Внутри стены были выкрашены в серый цвет, с элементами золотой и серебряной отделки. С центральной балки свисало огромное темно-лиловое знамя, в середине которого красовалась единственная серебряная слеза. Рядом колыхались еще два стяга: небесно-голубой с белым голубем и травянисто- зеленый с желтой лилией. Гербы дуэлянтов, Манлия и Эпри. Третье же полотнище, подвешенное в стороне, Равн не узнавала: кроваво-красное с белым крестом того типа, что называют «мальтийским».
— Рифф Ашбанала, — сказал Гидула, зашедший в помещение вместе с ней. — Ему выпало быть судьей на смертоубийстве.

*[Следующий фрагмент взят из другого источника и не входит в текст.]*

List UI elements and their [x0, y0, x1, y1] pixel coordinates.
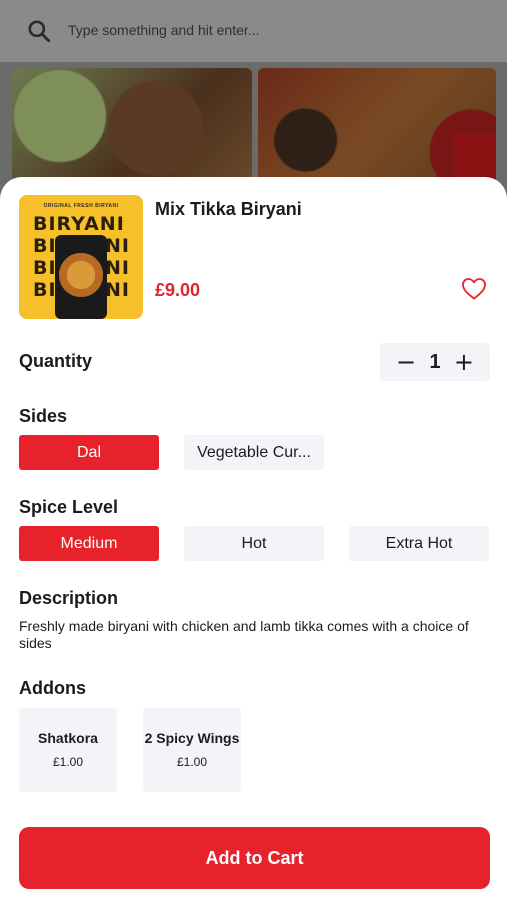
side-option-vegetable-curry[interactable]: Vegetable Cur... — [184, 435, 324, 470]
quantity-stepper[interactable]: − 1 + — [380, 343, 490, 381]
spice-option-extra-hot[interactable]: Extra Hot — [349, 526, 489, 561]
favorite-heart-icon[interactable] — [461, 277, 487, 301]
search-bar[interactable]: Type something and hit enter... — [0, 0, 507, 62]
add-to-cart-button[interactable]: Add to Cart — [19, 827, 490, 889]
search-input[interactable]: Type something and hit enter... — [68, 22, 259, 38]
addon-name: 2 Spicy Wings — [144, 730, 240, 746]
sides-label: Sides — [19, 406, 68, 426]
side-option-dal[interactable]: Dal — [19, 435, 159, 470]
food-tile-image[interactable] — [12, 68, 252, 188]
decrease-quantity-button[interactable]: − — [396, 350, 416, 374]
product-price: £9.00 — [155, 280, 201, 300]
food-tile-image[interactable] — [258, 68, 496, 188]
increase-quantity-button[interactable]: + — [454, 350, 474, 374]
spice-level-label: Spice Level — [19, 497, 119, 517]
product-name: Mix Tikka Biryani — [155, 199, 302, 219]
description-text: Freshly made biryani with chicken and la… — [19, 618, 469, 651]
quantity-value: 1 — [429, 350, 441, 373]
product-image: ORIGINAL FRESH BIRYANI BIRYANI BI NI BI … — [19, 195, 143, 319]
description-label: Description — [19, 588, 119, 608]
biryani-plate-graphic — [59, 253, 103, 297]
quantity-label: Quantity — [19, 351, 93, 371]
addon-price: £1.00 — [52, 755, 84, 769]
spice-option-hot[interactable]: Hot — [184, 526, 324, 561]
product-detail-sheet: ORIGINAL FRESH BIRYANI BIRYANI BI NI BI … — [0, 177, 507, 900]
addon-name: Shatkora — [38, 730, 98, 746]
addon-price: £1.00 — [176, 755, 208, 769]
spice-option-medium[interactable]: Medium — [19, 526, 159, 561]
addons-label: Addons — [19, 678, 86, 698]
addon-card[interactable]: Shatkora £1.00 — [19, 708, 117, 792]
search-icon — [28, 20, 51, 43]
addon-card[interactable]: 2 Spicy Wings £1.00 — [143, 708, 241, 792]
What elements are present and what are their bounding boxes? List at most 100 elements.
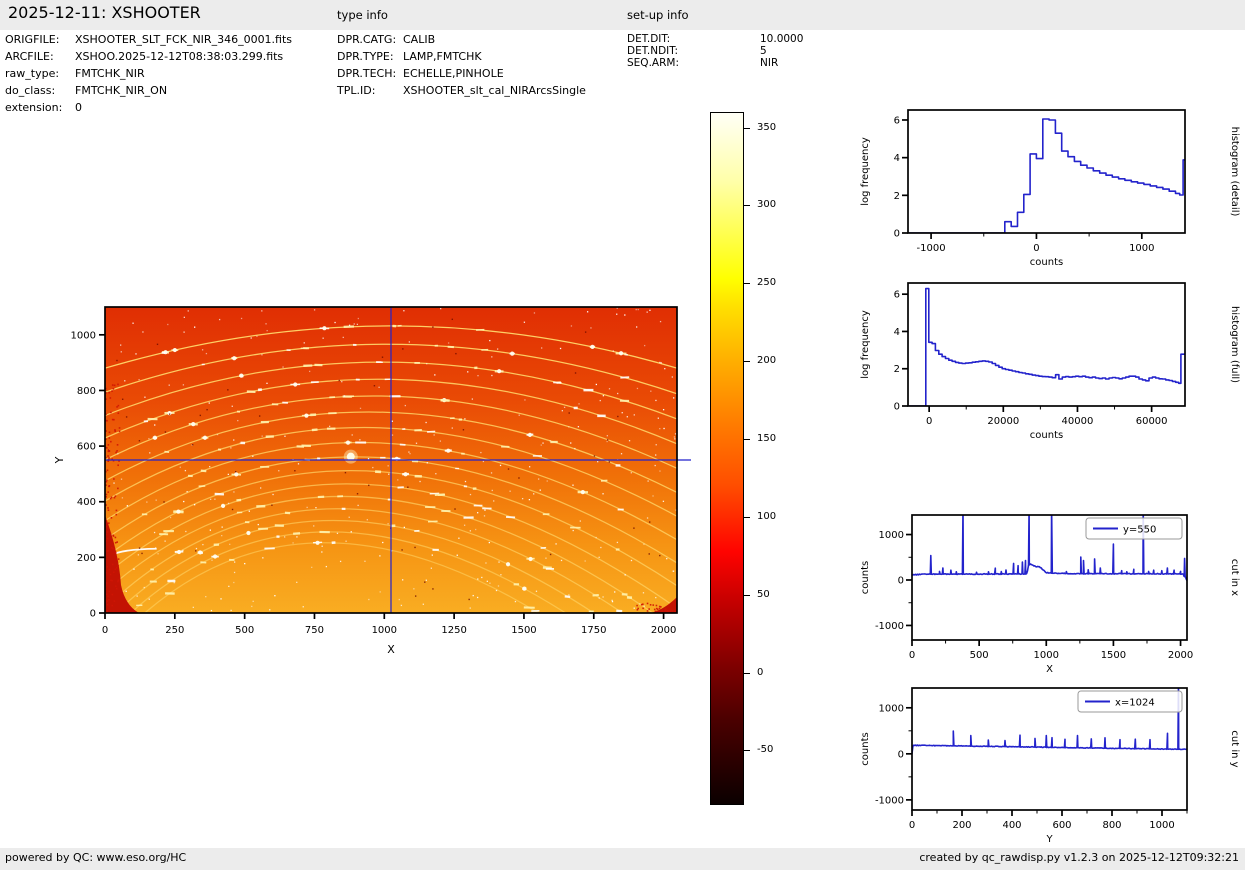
meta-label: ORIGFILE:: [5, 33, 59, 46]
tick-label: 600: [1052, 820, 1071, 831]
colorbar-tick: [744, 283, 750, 284]
tick-label: 1500: [1101, 650, 1126, 661]
tick-label: 750: [305, 625, 324, 636]
tick-label: 4: [894, 153, 900, 164]
tick-label: 0: [909, 820, 915, 831]
section-header-setup-info: set-up info: [627, 8, 689, 22]
colorbar: 350300250200150100500-50: [710, 112, 830, 805]
tick-label: 0: [926, 416, 932, 427]
tick-label: 1000: [1149, 820, 1174, 831]
tick-label: 600: [77, 442, 96, 453]
main-image-svg: 0250500750100012501500175020000200400600…: [50, 295, 700, 675]
meta-value: CALIB: [403, 33, 435, 46]
meta-value: LAMP,FMTCHK: [403, 50, 482, 63]
hist-full-svg: 0 20000 40000 60000 0 2 4 6 counts log frequency h…: [855, 268, 1245, 446]
side-label: histogram (detail): [1229, 127, 1240, 217]
tick-label: 1000: [372, 625, 397, 636]
x-axis-label: Y: [1045, 834, 1053, 845]
tick-label: 250: [165, 625, 184, 636]
meta-label: extension:: [5, 101, 62, 114]
y-axis-label: counts: [860, 561, 871, 594]
colorbar-tick-label: 150: [757, 433, 776, 444]
tick-label: 0: [894, 402, 900, 413]
tick-label: 4: [894, 327, 900, 338]
colorbar-tick-label: 50: [757, 589, 770, 600]
tick-label: 1000: [879, 703, 904, 714]
meta-label: DET.NDIT:: [627, 45, 678, 57]
colorbar-tick: [744, 439, 750, 440]
tick-label: 2000: [651, 625, 676, 636]
meta-value: 5: [760, 45, 767, 57]
tick-label: 60000: [1136, 416, 1168, 427]
tick-label: 0: [894, 229, 900, 240]
tick-label: 800: [77, 386, 96, 397]
tick-label: 2: [894, 364, 900, 375]
colorbar-tick-label: 350: [757, 122, 776, 133]
tick-label: 400: [1002, 820, 1021, 831]
meta-value: FMTCHK_NIR: [75, 67, 145, 80]
meta-value: XSHOOTER_slt_cal_NIRArcsSingle: [403, 84, 586, 97]
cut-in-y-plot: 0 200 400 600 800 1000 -1000 0 1000 Ycounts cut in…: [855, 673, 1245, 863]
meta-label: raw_type:: [5, 67, 59, 80]
legend: y=550: [1086, 518, 1182, 539]
meta-value: XSHOO.2025-12-12T08:38:03.299.fits: [75, 50, 283, 63]
meta-label: TPL.ID:: [337, 84, 375, 97]
tick-label: 0: [898, 749, 904, 760]
meta-label: DPR.TYPE:: [337, 50, 394, 63]
x-axis-label: counts: [1030, 257, 1063, 268]
x-axis-label: counts: [1030, 430, 1063, 441]
legend-label: x=1024: [1115, 698, 1155, 709]
tick-label: 20000: [987, 416, 1019, 427]
tick-label: 200: [952, 820, 971, 831]
tick-label: 1000: [879, 530, 904, 541]
y-axis-label: counts: [860, 732, 871, 765]
qc-report-page: 2025-12-11: XSHOOTER type info set-up in…: [0, 0, 1245, 870]
colorbar-tick: [744, 128, 750, 129]
tick-label: 6: [894, 290, 900, 301]
tick-label: 1750: [581, 625, 606, 636]
meta-value: 10.0000: [760, 33, 803, 45]
legend-label: y=550: [1123, 525, 1156, 536]
meta-label: ARCFILE:: [5, 50, 54, 63]
footer-created-by: created by qc_rawdisp.py v1.2.3 on 2025-…: [919, 851, 1239, 864]
meta-label: DPR.TECH:: [337, 67, 396, 80]
tick-label: 1500: [511, 625, 536, 636]
tick-label: 1000: [71, 330, 96, 341]
cut-x-svg: 0500100015002000-100001000Xcountscut in …: [855, 500, 1245, 690]
side-label: cut in x: [1229, 559, 1240, 596]
tick-label: 0: [102, 625, 108, 636]
side-label: cut in y: [1229, 730, 1240, 767]
tick-label: 200: [77, 553, 96, 564]
cut-in-x-plot: 0500100015002000-100001000Xcountscut in …: [855, 500, 1245, 690]
meta-value: ECHELLE,PINHOLE: [403, 67, 504, 80]
colorbar-tick: [744, 750, 750, 751]
y-axis-label: log frequency: [860, 310, 871, 379]
tick-label: 1250: [441, 625, 466, 636]
tick-label: -1000: [875, 621, 904, 632]
y-axis-label: log frequency: [860, 137, 871, 206]
tick-label: 2000: [1168, 650, 1193, 661]
x-axis-label: X: [387, 643, 395, 656]
colorbar-gradient: [710, 112, 744, 805]
colorbar-tick: [744, 361, 750, 362]
colorbar-tick: [744, 673, 750, 674]
tick-label: 1000: [1129, 243, 1154, 254]
tick-label: 500: [970, 650, 989, 661]
tick-label: 800: [1102, 820, 1121, 831]
tick-label: -1000: [875, 795, 904, 806]
meta-label: do_class:: [5, 84, 55, 97]
histogram-full-plot: 0 20000 40000 60000 0 2 4 6 counts log frequency h…: [855, 268, 1245, 446]
side-label: histogram (full): [1229, 306, 1240, 383]
meta-value: XSHOOTER_SLT_FCK_NIR_346_0001.fits: [75, 33, 292, 46]
footer-powered-by: powered by QC: www.eso.org/HC: [5, 851, 186, 864]
tick-label: 0: [1033, 243, 1039, 254]
tick-label: -1000: [917, 243, 946, 254]
tick-label: 40000: [1062, 416, 1094, 427]
colorbar-tick-label: -50: [757, 744, 773, 755]
tick-label: 2: [894, 191, 900, 202]
tick-label: 0: [90, 609, 96, 620]
legend: x=1024: [1078, 691, 1182, 712]
colorbar-tick-label: 100: [757, 511, 776, 522]
main-detector-image-plot: 0250500750100012501500175020000200400600…: [50, 295, 700, 675]
section-header-type-info: type info: [337, 8, 388, 22]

В конце концов, это ведь его планета.
Тени, которым велели сторожить единственную планету, пользовались особым уважением среди тех детей Абаттойра, кому приходилось заниматься разъездной работой. Командировка, как правило, означала единственное поручение и конкретную цель: сгонять туда и обратно, выполнить задачу и вернуться. И всего лишь одна планета могла показаться малозначительной на фоне необъятного Спирального Рукава, но она была достаточно большой для риффа и его Сорок, которые изо дня в день выслеживали преступников, карали предателей, подавляли инакомыслие и устраняли коррумпированных чиновников. Среди стремительных Теней риффы были подлинными марафонцами.

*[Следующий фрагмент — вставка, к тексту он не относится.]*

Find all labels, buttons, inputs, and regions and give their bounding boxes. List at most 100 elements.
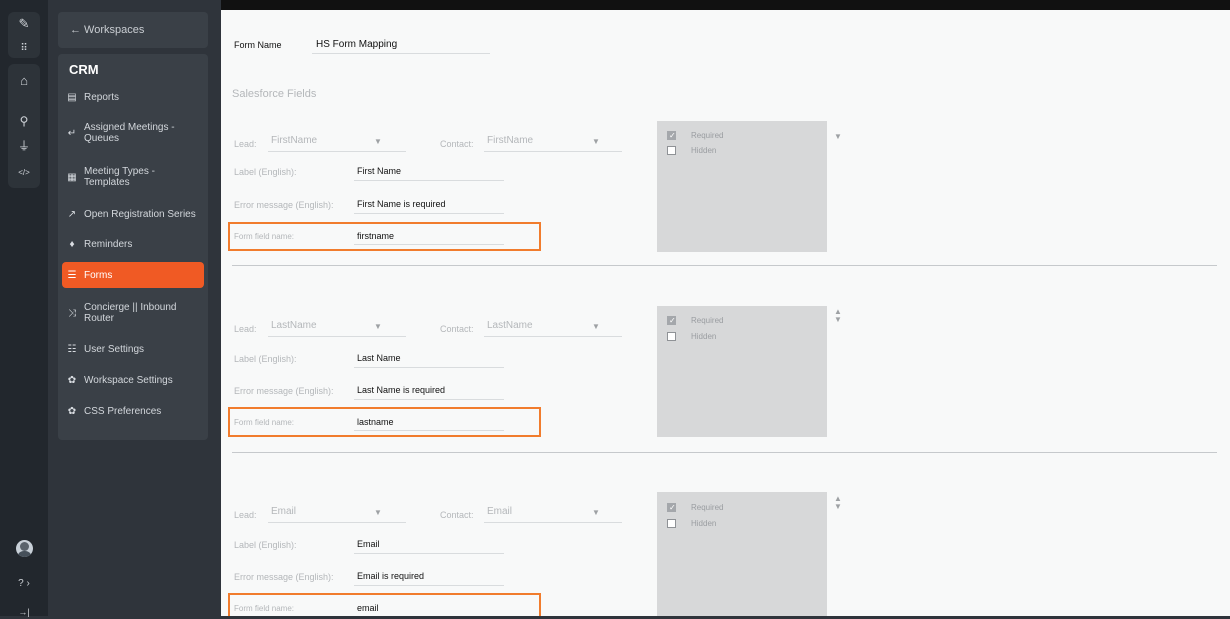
error-message-label: Error message (English):: [234, 386, 334, 396]
hidden-label: Hidden: [691, 332, 717, 341]
avatar[interactable]: [16, 540, 33, 557]
sort-arrows-icon[interactable]: ▲ ▼: [834, 308, 842, 324]
chevron-down-icon: ▼: [374, 137, 382, 146]
reports-icon: ▤: [67, 91, 77, 103]
lead-select[interactable]: Email: [271, 506, 296, 517]
sidebar-section-title: CRM: [69, 62, 99, 77]
contact-label: Contact:: [440, 510, 474, 520]
chevron-down-icon: ▼: [374, 322, 382, 331]
error-message-input[interactable]: Email is required: [357, 571, 424, 581]
field-divider: [232, 452, 1217, 453]
form-field-name-label: Form field name:: [234, 232, 295, 241]
contact-underline: [484, 522, 622, 523]
contact-underline: [484, 336, 622, 337]
form-field-name-input[interactable]: firstname: [357, 231, 394, 241]
chevron-down-icon: ▼: [592, 508, 600, 517]
sidebar-item-reports[interactable]: ▤ Reports: [66, 90, 206, 104]
label-english-input[interactable]: Last Name: [357, 353, 401, 363]
error-message-input[interactable]: Last Name is required: [357, 385, 445, 395]
label-english-underline: [354, 180, 504, 181]
sidebar-item-label: Forms: [84, 269, 113, 281]
sidebar-item-css-preferences[interactable]: ✿ CSS Preferences: [66, 404, 206, 418]
form-field-name-input[interactable]: lastname: [357, 417, 394, 427]
required-checkbox[interactable]: [667, 503, 676, 512]
hidden-checkbox[interactable]: [667, 519, 676, 528]
error-message-label: Error message (English):: [234, 200, 334, 210]
sidebar-item-label: Open Registration Series: [84, 208, 196, 220]
forms-icon: ☰: [67, 269, 77, 281]
code-icon[interactable]: </>: [0, 166, 48, 180]
top-bar: [221, 0, 1230, 10]
form-name-input[interactable]: HS Form Mapping: [316, 39, 397, 50]
label-english-input[interactable]: First Name: [357, 166, 401, 176]
lead-underline: [268, 151, 406, 152]
help-icon[interactable]: ? ›: [0, 577, 48, 591]
label-english-label: Label (English):: [234, 540, 297, 550]
sidebar-item-label: Workspace Settings: [84, 374, 173, 386]
required-checkbox[interactable]: [667, 316, 676, 325]
sidebar-item-label: User Settings: [84, 343, 145, 355]
hidden-label: Hidden: [691, 146, 717, 155]
chevron-down-icon: ▼: [592, 137, 600, 146]
label-english-underline: [354, 367, 504, 368]
hidden-checkbox[interactable]: [667, 146, 676, 155]
lead-underline: [268, 336, 406, 337]
required-checkbox[interactable]: [667, 131, 676, 140]
icon-rail: ✎ ⠿ ⌂ ⚲ ⏚ </> ? › →|: [0, 0, 48, 619]
label-english-input[interactable]: Email: [357, 539, 380, 549]
sort-arrows-icon[interactable]: ▲ ▼: [834, 495, 842, 511]
workspaces-back-link[interactable]: ← Workspaces: [58, 12, 208, 48]
queue-icon: ↵: [67, 127, 77, 139]
lead-underline: [268, 522, 406, 523]
form-name-underline: [312, 53, 490, 54]
form-field-name-input[interactable]: email: [357, 603, 379, 613]
contact-underline: [484, 151, 622, 152]
hidden-label: Hidden: [691, 519, 717, 528]
lead-select[interactable]: FirstName: [271, 135, 317, 146]
sidebar-item-forms[interactable]: ☰ Forms: [62, 262, 204, 288]
lead-select[interactable]: LastName: [271, 320, 317, 331]
contact-label: Contact:: [440, 139, 474, 149]
user-icon[interactable]: ⚲: [0, 114, 48, 128]
home-icon[interactable]: ⌂: [0, 74, 48, 88]
sidebar-item-open-registration-series[interactable]: ↗ Open Registration Series: [66, 207, 206, 221]
error-message-label: Error message (English):: [234, 572, 334, 582]
sidebar-item-label: CSS Preferences: [84, 405, 162, 417]
form-field-name-label: Form field name:: [234, 604, 295, 613]
lead-label: Lead:: [234, 139, 257, 149]
required-label: Required: [691, 131, 724, 140]
shuffle-icon: ⤨: [68, 307, 76, 319]
required-label: Required: [691, 316, 724, 325]
form-field-name-label: Form field name:: [234, 418, 295, 427]
brand-logo-icon[interactable]: ✎: [0, 17, 48, 31]
section-title: Salesforce Fields: [232, 88, 317, 100]
sidebar-item-meeting-types-templates[interactable]: ▦ Meeting Types - Templates: [66, 164, 206, 190]
apps-grid-icon[interactable]: ⠿: [0, 42, 48, 56]
options-panel: [657, 492, 827, 616]
required-label: Required: [691, 503, 724, 512]
label-english-label: Label (English):: [234, 354, 297, 364]
sidebar-item-reminders[interactable]: ♦ Reminders: [66, 237, 206, 251]
contact-select[interactable]: LastName: [487, 320, 533, 331]
sidebar-item-workspace-settings[interactable]: ✿ Workspace Settings: [66, 373, 206, 387]
sidebar-item-concierge-inbound-router[interactable]: ⤨ Concierge || Inbound Router: [66, 300, 206, 326]
label-english-label: Label (English):: [234, 167, 297, 177]
hidden-checkbox[interactable]: [667, 332, 676, 341]
error-message-input[interactable]: First Name is required: [357, 199, 446, 209]
chevron-down-icon[interactable]: ▼: [834, 132, 842, 141]
contact-label: Contact:: [440, 324, 474, 334]
contact-select[interactable]: FirstName: [487, 135, 533, 146]
chevron-down-icon: ▼: [592, 322, 600, 331]
contact-select[interactable]: Email: [487, 506, 512, 517]
sidebar-item-user-settings[interactable]: ☷ User Settings: [66, 342, 206, 356]
options-panel: [657, 121, 827, 252]
plug-icon[interactable]: ⏚: [0, 139, 48, 153]
lead-label: Lead:: [234, 324, 257, 334]
sidebar-item-label: Concierge || Inbound Router: [84, 302, 177, 324]
sidebar-item-label: Assigned Meetings - Queues: [84, 122, 175, 144]
expand-icon[interactable]: →|: [0, 605, 48, 619]
options-panel: [657, 306, 827, 437]
users-icon: ☷: [67, 343, 77, 355]
sidebar-item-assigned-meetings-queues[interactable]: ↵ Assigned Meetings - Queues: [66, 120, 206, 146]
error-message-underline: [354, 399, 504, 400]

На расчищенной крытой веранде установили фонтан с лакричным пуншем, и ром струился по чаше из дезинфицирующего камня. Стоявшее рядом трио Сорок риффа играло легкую музыку на лютне, тамбурине и виоле. Живое исполнение на старинных инструментах! Тени и их подопечные мирно общались, из разных уголков доносился смех; вражда была отложена на полку, а былая дружба на время воскресла. Ордена и братства как ни в чем не бывало обсуждали текущие заботы. Равн остановилась, чтобы наполнить чашу. Та была сделана из тонкой керамики, окрашенной в лиловый, чтобы соответствовать цвету флага падарма, и тоже с изображением одинокой слезы.

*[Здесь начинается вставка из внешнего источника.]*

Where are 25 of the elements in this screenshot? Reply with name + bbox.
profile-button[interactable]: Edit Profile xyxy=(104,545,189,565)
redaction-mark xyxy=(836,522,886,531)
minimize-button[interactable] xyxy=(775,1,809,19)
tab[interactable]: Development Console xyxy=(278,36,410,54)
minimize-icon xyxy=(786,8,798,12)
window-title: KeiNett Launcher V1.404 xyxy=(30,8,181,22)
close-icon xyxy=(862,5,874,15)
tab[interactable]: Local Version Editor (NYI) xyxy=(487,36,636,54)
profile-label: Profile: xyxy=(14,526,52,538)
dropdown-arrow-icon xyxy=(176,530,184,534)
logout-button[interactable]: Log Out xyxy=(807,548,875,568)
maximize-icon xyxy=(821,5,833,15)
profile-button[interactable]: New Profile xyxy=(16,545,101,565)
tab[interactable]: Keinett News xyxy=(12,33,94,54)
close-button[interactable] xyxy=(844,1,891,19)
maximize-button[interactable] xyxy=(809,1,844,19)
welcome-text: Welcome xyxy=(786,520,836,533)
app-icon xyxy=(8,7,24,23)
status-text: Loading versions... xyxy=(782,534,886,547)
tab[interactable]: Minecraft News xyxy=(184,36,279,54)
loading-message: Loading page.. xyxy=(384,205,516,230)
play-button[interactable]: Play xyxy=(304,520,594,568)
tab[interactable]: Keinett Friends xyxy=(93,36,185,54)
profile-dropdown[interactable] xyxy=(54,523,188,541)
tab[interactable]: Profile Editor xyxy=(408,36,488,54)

— Я присутствовал на падармах, — заявил Сорока, стоявший у фонтана, — где над перголой свисали десятки знамен, а дуэли продолжались день и ночь напролет.
Говоривший носил тайчи Екадрины Шонмейзи — инь, окружающий ян, окружающий инь, и цифра, указывающая на то, что в свите этот человек числится под третьим номером. Мужчина посмотрел на лишенную подобной отметки повязку Равн, но ничего не сказал, а только отхлебнул из чаши. Еще вчера их вполне могли отправить охотиться друг на друга. И никто не гарантирует, что этого не случится завтра. Но сегодня, на время перемирия, в соответствии со старинным обычаем, они были братьями и сестрами.
— Мне доводилось видеть, как Тени гибнут в потешном бою, — признался он, — но это первый в моей жизни раз, когда трагический исход спланирован с самого начала.
— Поединок мало чем будет отличаться, — сказала Равн, — разве что окажется короче. Использовать рассеивающую броню запрещено. А так-то результат преднамеренного убийства выглядит в точности так же, как и последствия несчастного случая.
Над ними развернули украшенный кометой стяг Гидулы, привлекший внимание Третьего номера Шонмейзи.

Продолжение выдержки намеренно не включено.